献本御礼。
実に読みやすい本だった。これが新書だったらもっと薦めやすいのだが....
本書「テレビはインターネットがなぜ嫌いなのか」は、日本のTV業界がなぜインターネットの利用に及び腰なのかを、実にわかりやすく解説した一冊。著者はその理由を7つにまとめ、それぞれに一章を割り当てることでTV局にまつわる問題を浮き彫りにする。
目次
ひとことでまとめれば、「他の連中においしいところを持って行かれたくない」ということになる。章ごとに言い直せば、
- 通信屋においしいところをもっていかれたくない。
- 系列外においしいところをもっていかれたくない。
- NHKにおいしいところをもっていかれたくない。
- ネットにおいしいところをもっていかれたくない。
- 家電屋においしいところをもっていかれたくない。
- 制作会社においしいところをもっていかれたくない。
- 政府においしいところをもっていかれたくない。
ということになる。なお、本書における「主語」は民放キー局。だからNHKも「おいしいところをもっていこうとする嫌なやつ」リストに入っている。
要は、気前が悪いのだ、日本の民放というのは。
これらの「嫌いなものリスト」は、いずれも本来民放の最大の 味方となりうる存在で、現在でも民放キー局これらの「嫌なやつら」とおつきあいはある。しかし彼らが嫌な奴らに渡すのは、頭と尻尾だけ。これが現況である。もっと詳しくお知りになりたい方は本書をお読みになるべきだろう。TVの視聴と同じぐらい楽に読める本である。

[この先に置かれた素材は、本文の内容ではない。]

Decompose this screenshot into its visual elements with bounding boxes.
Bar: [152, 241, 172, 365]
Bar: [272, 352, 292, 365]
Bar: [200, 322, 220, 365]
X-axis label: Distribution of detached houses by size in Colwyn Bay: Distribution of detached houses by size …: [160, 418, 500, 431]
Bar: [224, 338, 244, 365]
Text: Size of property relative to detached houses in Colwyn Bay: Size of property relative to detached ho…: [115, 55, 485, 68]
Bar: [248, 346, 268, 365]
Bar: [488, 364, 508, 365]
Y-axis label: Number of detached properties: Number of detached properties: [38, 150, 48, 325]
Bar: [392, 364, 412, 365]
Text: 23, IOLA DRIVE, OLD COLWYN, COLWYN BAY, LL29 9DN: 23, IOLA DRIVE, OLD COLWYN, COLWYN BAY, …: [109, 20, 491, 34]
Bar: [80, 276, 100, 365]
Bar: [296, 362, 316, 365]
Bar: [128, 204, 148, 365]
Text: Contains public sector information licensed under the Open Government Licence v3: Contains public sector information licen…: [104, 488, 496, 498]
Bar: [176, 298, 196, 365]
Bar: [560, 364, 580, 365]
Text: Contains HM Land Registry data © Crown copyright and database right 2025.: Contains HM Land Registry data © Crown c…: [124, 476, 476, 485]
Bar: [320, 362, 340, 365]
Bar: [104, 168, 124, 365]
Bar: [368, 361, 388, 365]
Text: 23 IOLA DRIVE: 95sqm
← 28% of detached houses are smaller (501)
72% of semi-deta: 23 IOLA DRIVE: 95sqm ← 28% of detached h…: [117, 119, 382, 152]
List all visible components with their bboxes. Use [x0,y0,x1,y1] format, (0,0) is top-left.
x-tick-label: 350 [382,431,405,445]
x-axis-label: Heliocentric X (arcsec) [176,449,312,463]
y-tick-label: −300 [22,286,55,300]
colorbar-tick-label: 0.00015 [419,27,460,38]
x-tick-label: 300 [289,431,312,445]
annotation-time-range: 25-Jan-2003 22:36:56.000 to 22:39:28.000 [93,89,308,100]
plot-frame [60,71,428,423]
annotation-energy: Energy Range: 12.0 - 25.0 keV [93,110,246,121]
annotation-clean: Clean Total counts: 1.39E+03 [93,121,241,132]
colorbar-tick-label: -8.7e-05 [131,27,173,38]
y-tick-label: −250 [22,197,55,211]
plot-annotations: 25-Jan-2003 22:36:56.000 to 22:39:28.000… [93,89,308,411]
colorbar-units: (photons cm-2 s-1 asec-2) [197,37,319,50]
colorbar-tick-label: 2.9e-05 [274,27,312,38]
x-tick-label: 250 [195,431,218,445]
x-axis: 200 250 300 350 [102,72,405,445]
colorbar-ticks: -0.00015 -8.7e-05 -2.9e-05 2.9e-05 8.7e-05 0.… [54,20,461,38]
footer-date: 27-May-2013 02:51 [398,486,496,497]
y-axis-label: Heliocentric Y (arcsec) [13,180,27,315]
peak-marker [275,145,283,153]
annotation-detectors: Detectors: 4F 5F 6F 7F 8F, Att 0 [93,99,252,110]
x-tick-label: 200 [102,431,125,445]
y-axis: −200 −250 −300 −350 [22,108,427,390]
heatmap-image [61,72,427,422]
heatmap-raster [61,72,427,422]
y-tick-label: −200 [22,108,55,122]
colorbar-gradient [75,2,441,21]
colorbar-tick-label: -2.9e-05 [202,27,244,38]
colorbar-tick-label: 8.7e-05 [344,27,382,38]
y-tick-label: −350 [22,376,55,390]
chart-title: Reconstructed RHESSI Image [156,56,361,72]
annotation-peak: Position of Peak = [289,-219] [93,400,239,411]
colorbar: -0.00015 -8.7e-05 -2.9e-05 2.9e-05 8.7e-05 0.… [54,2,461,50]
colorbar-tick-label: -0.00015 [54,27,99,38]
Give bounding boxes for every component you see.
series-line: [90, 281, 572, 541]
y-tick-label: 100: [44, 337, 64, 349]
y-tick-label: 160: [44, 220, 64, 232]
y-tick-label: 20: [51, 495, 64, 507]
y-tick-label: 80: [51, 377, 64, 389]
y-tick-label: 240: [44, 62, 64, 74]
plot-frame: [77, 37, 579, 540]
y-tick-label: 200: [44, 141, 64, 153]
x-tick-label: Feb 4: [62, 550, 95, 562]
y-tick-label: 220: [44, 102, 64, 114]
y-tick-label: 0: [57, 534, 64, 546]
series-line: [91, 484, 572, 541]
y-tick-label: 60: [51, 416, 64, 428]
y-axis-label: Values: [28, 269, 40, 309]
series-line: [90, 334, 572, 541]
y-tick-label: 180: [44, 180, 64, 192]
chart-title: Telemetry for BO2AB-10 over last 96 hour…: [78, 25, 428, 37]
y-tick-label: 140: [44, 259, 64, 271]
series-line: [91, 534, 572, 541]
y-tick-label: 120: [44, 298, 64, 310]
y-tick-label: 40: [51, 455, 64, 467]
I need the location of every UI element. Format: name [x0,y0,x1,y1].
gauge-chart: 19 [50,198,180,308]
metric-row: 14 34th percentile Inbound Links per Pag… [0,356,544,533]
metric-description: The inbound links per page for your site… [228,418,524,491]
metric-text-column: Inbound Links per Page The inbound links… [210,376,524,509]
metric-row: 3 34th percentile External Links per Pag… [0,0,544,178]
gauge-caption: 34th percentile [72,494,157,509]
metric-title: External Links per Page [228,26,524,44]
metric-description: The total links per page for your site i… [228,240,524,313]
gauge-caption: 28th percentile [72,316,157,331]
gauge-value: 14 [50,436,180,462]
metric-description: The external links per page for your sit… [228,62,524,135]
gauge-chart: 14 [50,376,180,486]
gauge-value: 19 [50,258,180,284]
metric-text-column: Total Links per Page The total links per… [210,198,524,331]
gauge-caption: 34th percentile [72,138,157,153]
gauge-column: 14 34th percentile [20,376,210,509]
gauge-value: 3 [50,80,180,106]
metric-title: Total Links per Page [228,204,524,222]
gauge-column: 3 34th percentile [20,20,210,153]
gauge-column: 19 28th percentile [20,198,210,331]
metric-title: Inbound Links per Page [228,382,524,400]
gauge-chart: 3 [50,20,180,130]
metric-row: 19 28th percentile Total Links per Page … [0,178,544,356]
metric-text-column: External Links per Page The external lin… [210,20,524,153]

ただし、本書は「なぜ嫌いか」の解説は充分でも、「どのような経緯を経て嫌いになっていたのか」という分析が不十分で、そして「どうすれば好きになるか」という提案に至ってはほとんどない。定価1575円の本としてこれはどうかと思ってしまう。冒頭で「これが新書ならもっと薦めやすいのに」と言ったのはそのためである。この点に関しては、
池田信夫 blog テレビはインターネットがなぜ嫌いなのか全体に取材が甘く、こうした動きの中でだれがどう政治的に動いたのか、といった背景が描かれていないため、業界ルポとしては物足りない。
という意見に同感である。このあたりが、無料のTVと違って有料の書籍ではつらい所だと思う。本書は書き下ろしのようだが、むしろ日経ビジネスなどで各章ごとに短期集中連載した上で、それをまとめた上加筆訂正する形で出した方がよかったのではないか。TVの再放送ではないが。
とはいえ、現況のレポートとしてはよくまとまっているので、とにかく今民放で何が起きているのかを知りたい人にはお薦めの一冊ではある。少なくとも、TVをぼーっと見ているよりは面白いし役に立つ。
TVは無料だといっても、それがくだらなければ何より貴重な時間を無駄にするのだ。TVを毎日だらだら見ている人たちはそれに気がついているのだろうか?